The evacuation, which involved closing the building’s main entrance to visitors, was part of a long-planned drill designed to test the financial services group’s ability to move large numbers of employees in the event of a fire or a terrorist attack.
For Citigroup employees, as for workers at other banks, such exercises are a regular occurrence which pre-date last month’s attacks on the London Underground. That is because most of the City of London has been worrying about terrorism for well over a decade.
While many Londoners have noticed increased security at Underground stations and the presence of armed police on the streets, the City’s approach to security has been little changed.
Many institutions have raised the threat levels for internal security and have deployed more security guards. But few banks have felt the need to rethink their approach to security.
Kevin Rosser, a consultant at Control Risks Group, says: “This is security that people have been thinking about for a long time and most them have taken all the steps you could reasonably expect them to take.”
Ever since the IRA detonated a huge bomb in the heart of the City in 1993, causing hundreds of millions of pounds of damage, London’s financial centre has been trying to minimise the chances of future attacks.
The Bishopsgate bomb prompted police to build a “ring of steel” that limited the number of entry points into the Square Mile, and to install thousands of closed-circuit television cameras to monitor suspicious activity.
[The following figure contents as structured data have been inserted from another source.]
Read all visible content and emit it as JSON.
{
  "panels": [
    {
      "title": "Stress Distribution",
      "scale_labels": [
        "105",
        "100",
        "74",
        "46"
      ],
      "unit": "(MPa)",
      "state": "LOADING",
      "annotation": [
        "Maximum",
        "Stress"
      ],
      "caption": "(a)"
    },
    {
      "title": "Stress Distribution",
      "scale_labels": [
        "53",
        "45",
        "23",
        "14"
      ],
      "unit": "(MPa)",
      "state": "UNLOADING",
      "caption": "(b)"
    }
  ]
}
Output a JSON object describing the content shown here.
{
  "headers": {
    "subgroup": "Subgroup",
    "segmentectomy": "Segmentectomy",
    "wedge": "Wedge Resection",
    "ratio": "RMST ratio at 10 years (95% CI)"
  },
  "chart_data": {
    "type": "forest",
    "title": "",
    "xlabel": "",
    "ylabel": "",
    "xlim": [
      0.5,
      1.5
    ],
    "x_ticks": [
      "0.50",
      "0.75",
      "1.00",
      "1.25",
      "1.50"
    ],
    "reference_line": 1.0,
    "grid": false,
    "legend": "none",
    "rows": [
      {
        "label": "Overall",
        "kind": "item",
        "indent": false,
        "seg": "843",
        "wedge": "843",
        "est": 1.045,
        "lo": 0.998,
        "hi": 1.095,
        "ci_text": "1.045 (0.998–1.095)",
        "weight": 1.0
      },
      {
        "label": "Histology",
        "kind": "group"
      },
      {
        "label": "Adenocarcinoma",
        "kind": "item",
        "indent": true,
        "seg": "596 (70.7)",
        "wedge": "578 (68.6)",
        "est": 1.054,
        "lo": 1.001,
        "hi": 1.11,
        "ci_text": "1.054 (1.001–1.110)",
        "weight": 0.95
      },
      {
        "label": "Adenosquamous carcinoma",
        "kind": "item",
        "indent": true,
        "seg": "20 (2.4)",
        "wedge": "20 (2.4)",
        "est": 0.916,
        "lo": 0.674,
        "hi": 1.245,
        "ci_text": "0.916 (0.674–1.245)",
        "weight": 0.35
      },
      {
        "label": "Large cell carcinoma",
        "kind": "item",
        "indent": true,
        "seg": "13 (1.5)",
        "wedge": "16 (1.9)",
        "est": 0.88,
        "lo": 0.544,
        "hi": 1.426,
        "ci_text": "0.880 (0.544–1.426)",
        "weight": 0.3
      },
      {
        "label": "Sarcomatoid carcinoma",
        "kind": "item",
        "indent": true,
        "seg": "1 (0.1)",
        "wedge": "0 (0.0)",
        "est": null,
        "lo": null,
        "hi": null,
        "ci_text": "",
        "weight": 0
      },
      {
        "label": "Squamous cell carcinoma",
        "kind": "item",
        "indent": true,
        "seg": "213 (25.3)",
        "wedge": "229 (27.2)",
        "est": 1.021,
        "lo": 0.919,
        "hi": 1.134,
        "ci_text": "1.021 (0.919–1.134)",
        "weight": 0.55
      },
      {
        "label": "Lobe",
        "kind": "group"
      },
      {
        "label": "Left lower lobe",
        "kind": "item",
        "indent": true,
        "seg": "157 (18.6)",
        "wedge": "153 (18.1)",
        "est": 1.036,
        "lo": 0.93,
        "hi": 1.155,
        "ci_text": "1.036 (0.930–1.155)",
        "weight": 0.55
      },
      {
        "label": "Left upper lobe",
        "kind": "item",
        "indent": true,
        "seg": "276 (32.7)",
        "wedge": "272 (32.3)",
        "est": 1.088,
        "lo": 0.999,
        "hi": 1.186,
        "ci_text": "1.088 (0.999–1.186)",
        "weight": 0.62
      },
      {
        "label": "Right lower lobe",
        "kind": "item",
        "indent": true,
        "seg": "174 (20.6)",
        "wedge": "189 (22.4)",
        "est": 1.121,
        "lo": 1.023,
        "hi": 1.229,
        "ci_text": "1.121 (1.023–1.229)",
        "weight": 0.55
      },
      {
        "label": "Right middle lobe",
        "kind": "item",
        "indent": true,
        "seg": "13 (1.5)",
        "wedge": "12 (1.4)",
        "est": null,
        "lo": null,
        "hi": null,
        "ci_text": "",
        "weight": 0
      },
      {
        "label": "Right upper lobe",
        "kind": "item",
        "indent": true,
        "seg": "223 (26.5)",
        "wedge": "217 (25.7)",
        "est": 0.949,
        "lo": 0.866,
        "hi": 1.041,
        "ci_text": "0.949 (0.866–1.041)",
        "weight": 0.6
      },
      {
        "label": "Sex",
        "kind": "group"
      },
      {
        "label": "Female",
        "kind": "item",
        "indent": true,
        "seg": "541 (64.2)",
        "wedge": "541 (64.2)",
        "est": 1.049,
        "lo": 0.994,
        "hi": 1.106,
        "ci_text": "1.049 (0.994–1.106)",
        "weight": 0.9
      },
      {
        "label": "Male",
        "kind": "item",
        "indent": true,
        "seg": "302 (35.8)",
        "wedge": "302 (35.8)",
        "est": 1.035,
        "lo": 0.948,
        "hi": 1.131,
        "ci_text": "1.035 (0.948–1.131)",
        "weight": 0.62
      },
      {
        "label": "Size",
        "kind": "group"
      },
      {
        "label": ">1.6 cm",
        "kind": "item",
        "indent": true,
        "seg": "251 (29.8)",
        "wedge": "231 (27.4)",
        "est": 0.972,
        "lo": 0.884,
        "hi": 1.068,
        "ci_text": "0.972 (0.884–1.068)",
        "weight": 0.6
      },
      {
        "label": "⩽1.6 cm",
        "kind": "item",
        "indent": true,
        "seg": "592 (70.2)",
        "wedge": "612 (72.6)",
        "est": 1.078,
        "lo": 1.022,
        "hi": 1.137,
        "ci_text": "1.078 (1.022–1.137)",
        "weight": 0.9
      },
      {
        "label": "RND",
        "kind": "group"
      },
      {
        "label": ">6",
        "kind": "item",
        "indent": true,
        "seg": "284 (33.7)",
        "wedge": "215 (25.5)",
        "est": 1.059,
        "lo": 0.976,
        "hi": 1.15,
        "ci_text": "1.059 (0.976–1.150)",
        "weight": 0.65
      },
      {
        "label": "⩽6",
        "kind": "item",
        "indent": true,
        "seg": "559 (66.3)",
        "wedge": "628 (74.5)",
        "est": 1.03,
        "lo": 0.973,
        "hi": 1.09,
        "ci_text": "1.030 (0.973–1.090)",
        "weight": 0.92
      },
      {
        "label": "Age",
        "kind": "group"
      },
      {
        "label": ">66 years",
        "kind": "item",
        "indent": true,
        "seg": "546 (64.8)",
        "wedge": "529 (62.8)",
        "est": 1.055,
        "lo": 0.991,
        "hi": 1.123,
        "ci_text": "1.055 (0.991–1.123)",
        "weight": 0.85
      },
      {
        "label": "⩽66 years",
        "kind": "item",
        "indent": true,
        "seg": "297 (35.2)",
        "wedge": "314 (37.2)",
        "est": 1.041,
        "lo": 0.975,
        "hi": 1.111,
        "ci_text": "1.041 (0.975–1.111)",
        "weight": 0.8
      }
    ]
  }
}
Banks and exchanges also beefed up their security plans, establishing back-up sites so that they could continue to operate if they had to evacuate their offices.
More recently, the attacks on New York and Washington in September 2001, prompted many City institutions to revisit their security planning. As a result, most banks have anticipated the possibility of attacks which are much more extensive than the recent bombs in London.
In co-operation with the City of London police, which have 850 officers deployed in the Square Mile, many institutions have carried out simulations of scenarios such as chemical attacks on the Underground or the explosion of a “dirty” nuclear device.
Michael Snyder, chairman of the Corporation of London’s policy and resources committee, said: “The City of London police’s close daily relations with businesses means City firms can develop security and contingency procedures which work – and have been proved to work over the last weeks.”
After the July 7 bombs, City of London police wrote to businesses in the Square Mile advising them to develop procedures for contacting staff and reminding them to reduce the number of access points to the building.
Several large financial institutions have also started stationing security guards outside their main entrances in an attempt to identify people who might be trying to enter the building illegally. “If you’re worried about a walk-in suicide bomber, what you want to do is push that threat out as far as you can,” said one security expert.